Ein Festzelt mit bayrisch – weiß/blauer Innendekoration, ein Buffet mit Weisswürsten, süssem Senf, Kassler, Sauerkraut und Schweinshaxen, Bier satt aus grossen Krügen und dazu eine deutsche Schlagerband die voller Hingabe „Cowboy und Indianer“ schmettert, unterbrochen von „Alle Krüge nach oben – Oans, zwoa, gsuffa“ bzw. “Yi, Er, San – Ganbei” (das heisst dasselbe auf Chinesisch) – Parolen und das Ganze im Herbst.
Wo befinden wir uns? Genau - In Shanghai. Die ausgelassenen Menschen, die da auf den Bänken und (in München und Stuttgart mit Höchststrafe, sprich Zeltverweis belegt) Tischen tanzen – teilweise in Dirndl und Lederhosen, meist aber in Zivil gekleidet sind überwiegend schwankende Chinesen, die sich im Umgang mit dem deutschen Roggensaft in Kombination mit weiteren deutschen Rauschbeschleunigern wie “Kleiner Feigling”, “Obstler” oder “Jägermeister” mangels Training etwas schwer tun. Die Stimmung ist ausgelassen wie in München, das Bier fliesst in Strömen und lauthals wird das „Fliegerlied“ oder „Die Hände zum Himmel“ mitgejolt. Dass drei Viertel die Texte weder kennen, geschweige denn verstehen tut der Feier keinerlei Abbruch.
So sieht deutsche Kultur in den chinesischen Augen aus und jeder will mitmachen. In unserem Fall geschah dies im Zuge einer Firmenveranstaltung auf einem der übrigens zahlreichen Oktoberfeste in der Stadt, die hier im September und Oktober veranstaltet werden (das grösste übrigens bereits seit 12 Jahren). Meistens sind es Hotels oder die bekannte, deutsche Restaurantkette „Paulaner“ (von der es hier 3 Niderlassungen gibt), die grosse Festzelte in ihren Innenhöfen aufstellen und Deutsche Bierzeltkultur in das Reich der Mitte bringen.
Vieles erinnert sehr an das Münchner Vorbild, doch es gibt auch einige Unterschiede, die aber vor allem das überwiegend einheimische Publikum mit sich bringt. Das beginnt schon mit den Betriebszeiten. Während sich auf der Wiesn um 9 Uhr morgens lange Schlangen vor dem Zelt bilden, wird hier lediglich abends gefeiert. Um 19 Uhr ist Einlass, ab 20 Uhr spielt die aus Deutschland importierte Volksmusikband und um 21 Uhr sind die meisten Chinesen bereits so strunzblau, dass sie sich schon wieder auf dem Heimweg machen. Das hat übrigens mehrere Ursachen: Einerseits ist der chinesische Körper das deutsche Bier einfach nicht gewohnt (lokales Bier hat ca. halb so viel Alkohol und man trinkt es vor allem nicht aus Halblitergläsern), zum anderen hat der Chinese merkwürdige Eigenheiten entwickelt, wenn es um Alkoholkonsum geht: Gläser werden mit Vorliebe nach dem Anstossen „Bottom Up“ – sprich: auf Ex – getrunken. Fatal wenn man dabei einen frisch aufgefüllten Masskrug in der Hand hält.

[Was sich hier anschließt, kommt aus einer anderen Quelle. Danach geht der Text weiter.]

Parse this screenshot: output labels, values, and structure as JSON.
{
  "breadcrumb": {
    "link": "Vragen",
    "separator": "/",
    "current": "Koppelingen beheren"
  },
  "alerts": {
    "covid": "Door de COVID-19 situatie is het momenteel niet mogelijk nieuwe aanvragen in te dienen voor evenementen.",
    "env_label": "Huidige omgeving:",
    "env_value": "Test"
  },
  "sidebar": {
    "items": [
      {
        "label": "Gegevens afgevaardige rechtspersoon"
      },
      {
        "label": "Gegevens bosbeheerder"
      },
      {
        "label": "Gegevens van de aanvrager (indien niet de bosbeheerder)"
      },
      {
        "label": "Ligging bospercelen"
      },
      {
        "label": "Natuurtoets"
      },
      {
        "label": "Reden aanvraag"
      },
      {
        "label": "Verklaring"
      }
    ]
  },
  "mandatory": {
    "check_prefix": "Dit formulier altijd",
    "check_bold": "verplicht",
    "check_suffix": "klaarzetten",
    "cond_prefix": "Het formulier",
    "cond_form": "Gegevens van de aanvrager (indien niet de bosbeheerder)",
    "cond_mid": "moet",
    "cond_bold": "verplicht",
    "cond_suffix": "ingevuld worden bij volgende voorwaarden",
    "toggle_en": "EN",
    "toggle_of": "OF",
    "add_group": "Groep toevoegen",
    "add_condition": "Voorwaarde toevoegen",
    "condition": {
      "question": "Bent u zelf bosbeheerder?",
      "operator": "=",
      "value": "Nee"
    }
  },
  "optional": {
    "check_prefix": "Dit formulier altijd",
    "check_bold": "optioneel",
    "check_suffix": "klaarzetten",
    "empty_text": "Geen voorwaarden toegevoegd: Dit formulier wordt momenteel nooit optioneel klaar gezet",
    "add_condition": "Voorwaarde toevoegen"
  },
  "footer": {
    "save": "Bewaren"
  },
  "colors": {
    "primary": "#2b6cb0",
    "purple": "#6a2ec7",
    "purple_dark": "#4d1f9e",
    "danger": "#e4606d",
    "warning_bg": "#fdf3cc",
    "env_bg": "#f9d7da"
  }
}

Dieses Trinkverhalten lässt sich übrigens nicht nur im Festzelt beobachten. Auch in Clubs, auf Firmenfeiern oder bei einem richtigen, chinesischen Abendessen wird sich koordiniert betrunken. Das geschieht einerseits wie Beschrieben durch ständiges Anstossen mit anschliessendem Sturztrinken oder durch simple Würfelspiele – zu diesem Zweck findet man in fast jedem Club Würfelbecher und Würfel auf den Tischen. Hauptsache es geht schnell und man kann sich schnell daneben benehmen. Und das kommt dann auch nicht zu knapp: Es wird gebechert, getanzt, gejolt, geschwankt und gekotzt was das Zeug hält – also nicht anders als Zuhause in Deutschland. Nur findet das ganze hier bei gefühlten 60 Grad statt und einen grossen Unterschied gibt es dann doch noch: Im Eintritt sind Buffet und genau 3 Biermarken pro Person enthalten. Wer die getrunken hat liegt im Falle eines Chinesen unter dem Tisch und sitzt im Falle eines Europäers danach auf dem Trockenen. Nachkaufen geht nicht und so sind um 21 Uhr (man erinnert sich: um 20 Uhr geht’s los) nicht nur alle bedient sondern die meisten Chinesen auch bereits sturzbetrunken im Taxi auf dem Weg nach Hause… Prost.